Espero en la cola con impaciencia. La abuela que está pagando lleva más de cinco minutos, pero no me extraña. Tiene que obedecer un montón de órdenes tipo deje el carro allí, ahora cójalo, no se detenga en este lado de la cinta, deme la tarjeta por este hueco, y un largo etcétera. Yo me distraigo mirando a la cajera y su equipo de protección. Está separada del público por un blindaje que ríete del cristal acorazado del banco de Inglaterra. Detrás de ese cristal lleva máscara de soldador y, debajo, mascarilla. Hay laboratorios con viruela en los que se trabaja más alegremente que en este Eroski.

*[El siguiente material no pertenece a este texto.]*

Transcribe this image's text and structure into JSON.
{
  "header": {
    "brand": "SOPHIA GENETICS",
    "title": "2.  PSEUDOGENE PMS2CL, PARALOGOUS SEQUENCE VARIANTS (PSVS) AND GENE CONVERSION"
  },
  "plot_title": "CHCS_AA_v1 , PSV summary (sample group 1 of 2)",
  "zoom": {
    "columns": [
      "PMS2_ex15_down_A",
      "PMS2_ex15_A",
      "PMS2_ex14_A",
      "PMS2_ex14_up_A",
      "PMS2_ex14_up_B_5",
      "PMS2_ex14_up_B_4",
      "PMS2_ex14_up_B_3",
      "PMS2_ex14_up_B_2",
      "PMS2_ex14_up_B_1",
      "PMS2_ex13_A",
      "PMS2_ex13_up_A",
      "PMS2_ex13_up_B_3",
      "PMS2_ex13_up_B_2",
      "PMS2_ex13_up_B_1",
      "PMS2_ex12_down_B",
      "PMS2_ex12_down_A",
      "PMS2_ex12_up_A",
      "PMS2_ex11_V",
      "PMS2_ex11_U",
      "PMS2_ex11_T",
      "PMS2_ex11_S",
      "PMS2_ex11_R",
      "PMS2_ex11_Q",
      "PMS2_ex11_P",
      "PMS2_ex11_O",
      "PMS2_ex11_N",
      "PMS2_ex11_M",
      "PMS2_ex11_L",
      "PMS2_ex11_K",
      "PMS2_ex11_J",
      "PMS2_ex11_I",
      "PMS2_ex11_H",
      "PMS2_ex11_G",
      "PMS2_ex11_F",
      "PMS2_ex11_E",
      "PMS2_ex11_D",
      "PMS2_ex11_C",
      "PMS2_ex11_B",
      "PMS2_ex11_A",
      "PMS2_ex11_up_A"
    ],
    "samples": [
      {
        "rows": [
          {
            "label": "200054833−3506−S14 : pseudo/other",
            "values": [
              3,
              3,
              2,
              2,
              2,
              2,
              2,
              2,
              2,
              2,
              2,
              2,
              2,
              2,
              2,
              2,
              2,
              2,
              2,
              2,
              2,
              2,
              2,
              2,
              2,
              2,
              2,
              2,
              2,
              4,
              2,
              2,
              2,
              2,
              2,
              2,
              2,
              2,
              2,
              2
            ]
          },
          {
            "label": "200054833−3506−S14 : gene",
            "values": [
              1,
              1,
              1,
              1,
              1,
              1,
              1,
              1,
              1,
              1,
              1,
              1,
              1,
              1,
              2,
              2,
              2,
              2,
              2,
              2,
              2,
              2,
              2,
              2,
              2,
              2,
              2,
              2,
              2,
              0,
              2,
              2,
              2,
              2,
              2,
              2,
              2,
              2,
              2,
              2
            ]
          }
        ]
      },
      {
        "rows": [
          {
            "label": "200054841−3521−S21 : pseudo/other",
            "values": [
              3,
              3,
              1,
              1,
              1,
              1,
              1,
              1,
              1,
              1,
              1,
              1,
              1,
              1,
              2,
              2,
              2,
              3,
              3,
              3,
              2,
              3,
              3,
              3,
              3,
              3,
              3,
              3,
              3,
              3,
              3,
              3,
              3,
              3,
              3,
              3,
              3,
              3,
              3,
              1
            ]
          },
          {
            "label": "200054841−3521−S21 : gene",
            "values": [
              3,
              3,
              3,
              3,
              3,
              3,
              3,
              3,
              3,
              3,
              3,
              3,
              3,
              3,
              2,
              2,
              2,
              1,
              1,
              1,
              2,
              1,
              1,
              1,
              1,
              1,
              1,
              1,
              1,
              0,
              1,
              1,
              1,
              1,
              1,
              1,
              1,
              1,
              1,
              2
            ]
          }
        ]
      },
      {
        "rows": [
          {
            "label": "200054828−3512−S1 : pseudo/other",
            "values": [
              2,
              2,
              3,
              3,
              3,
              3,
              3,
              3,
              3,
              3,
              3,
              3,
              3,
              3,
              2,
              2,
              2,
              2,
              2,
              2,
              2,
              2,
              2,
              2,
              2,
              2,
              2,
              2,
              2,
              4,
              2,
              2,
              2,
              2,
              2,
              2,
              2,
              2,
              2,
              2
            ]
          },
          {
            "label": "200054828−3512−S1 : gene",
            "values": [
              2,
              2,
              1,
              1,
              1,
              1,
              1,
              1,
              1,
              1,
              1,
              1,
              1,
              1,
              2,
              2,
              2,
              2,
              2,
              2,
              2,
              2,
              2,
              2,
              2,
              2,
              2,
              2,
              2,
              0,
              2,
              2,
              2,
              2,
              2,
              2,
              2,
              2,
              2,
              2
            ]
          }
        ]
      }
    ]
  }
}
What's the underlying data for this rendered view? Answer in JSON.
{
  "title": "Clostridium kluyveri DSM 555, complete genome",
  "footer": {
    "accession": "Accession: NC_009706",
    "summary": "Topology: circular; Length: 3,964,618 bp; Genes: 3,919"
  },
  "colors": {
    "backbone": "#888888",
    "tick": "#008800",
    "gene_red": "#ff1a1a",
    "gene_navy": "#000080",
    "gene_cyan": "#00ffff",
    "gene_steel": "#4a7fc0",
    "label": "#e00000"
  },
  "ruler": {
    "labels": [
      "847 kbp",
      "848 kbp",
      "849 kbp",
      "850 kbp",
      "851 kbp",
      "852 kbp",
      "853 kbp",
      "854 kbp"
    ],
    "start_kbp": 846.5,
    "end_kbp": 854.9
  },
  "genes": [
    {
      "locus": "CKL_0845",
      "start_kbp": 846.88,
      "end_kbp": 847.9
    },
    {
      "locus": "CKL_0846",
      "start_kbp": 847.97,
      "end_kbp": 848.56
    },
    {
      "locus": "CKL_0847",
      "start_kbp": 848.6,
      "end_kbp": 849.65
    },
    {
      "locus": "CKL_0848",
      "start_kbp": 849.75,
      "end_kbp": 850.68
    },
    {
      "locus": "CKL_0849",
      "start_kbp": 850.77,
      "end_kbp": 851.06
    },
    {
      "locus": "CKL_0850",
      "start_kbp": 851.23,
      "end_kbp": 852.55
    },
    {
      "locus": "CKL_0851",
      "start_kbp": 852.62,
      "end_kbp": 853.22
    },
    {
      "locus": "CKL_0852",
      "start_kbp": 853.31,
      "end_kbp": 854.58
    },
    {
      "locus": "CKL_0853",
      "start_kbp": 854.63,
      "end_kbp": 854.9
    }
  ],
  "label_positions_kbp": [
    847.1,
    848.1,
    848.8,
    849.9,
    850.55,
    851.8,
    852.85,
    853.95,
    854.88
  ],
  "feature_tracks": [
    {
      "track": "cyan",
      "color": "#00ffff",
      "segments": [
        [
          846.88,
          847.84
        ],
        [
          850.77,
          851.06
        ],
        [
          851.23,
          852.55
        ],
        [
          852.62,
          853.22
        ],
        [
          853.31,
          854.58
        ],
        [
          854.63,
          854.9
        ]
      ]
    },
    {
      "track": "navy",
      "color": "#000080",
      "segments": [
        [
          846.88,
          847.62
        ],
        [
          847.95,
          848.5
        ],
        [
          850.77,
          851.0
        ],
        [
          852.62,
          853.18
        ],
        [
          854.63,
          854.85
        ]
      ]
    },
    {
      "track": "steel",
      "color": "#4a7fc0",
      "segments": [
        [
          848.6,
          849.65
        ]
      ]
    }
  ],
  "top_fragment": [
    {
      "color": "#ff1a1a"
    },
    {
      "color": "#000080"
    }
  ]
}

El caso es que yo ya estoy enfadada, porque no hay cosa más ridícula que intentar abrir una bolsa de la verdulería con los guantes puestos, así que cuando, por fin, es mi turno, no estoy para muchas bromas. Por supuesto, yo también me pongo en el sitio erróneo de la cinta, como no podía ser de otra manera, y parece que me acerco demasiado al cristal. El momento crítico llega cuando pongo mi propia bolsa, la misma que he usado para comprar, encima de la cinta para guardar los productos:
— No puedes poner tu bolsa allí —me recrimina Robocop. —Has podido dejarla en el suelo y que esté contaminada. Por lo tanto, ahora estás contaminando mi cinta, a mí y a todos los productos que vengan detrás.
La miro fijamente. Un segundo, dos segundos. Me gustaría decirle que, para contaminarla a ella, tendría que escupir con tanta fuerza como para perforar el blindaje, unas gafas de soldar y una mascarilla. O debería poder hacerlo con una trayectoria a lo Oliver y Benji, de esas en las que el balón cambia tres y cuatro veces de dirección con un único toque. En cualquiera de los dos casos, sería algo digno de ver. Por supuesto, no digo nada. En su lugar cojo mi bolsa radioactiva y dejo un rastro de muerte y destrucción a mis espaldas. El virus acabará, pero la ignorancia… Ay, la ignorancia. Eso no desaparecerá nunca.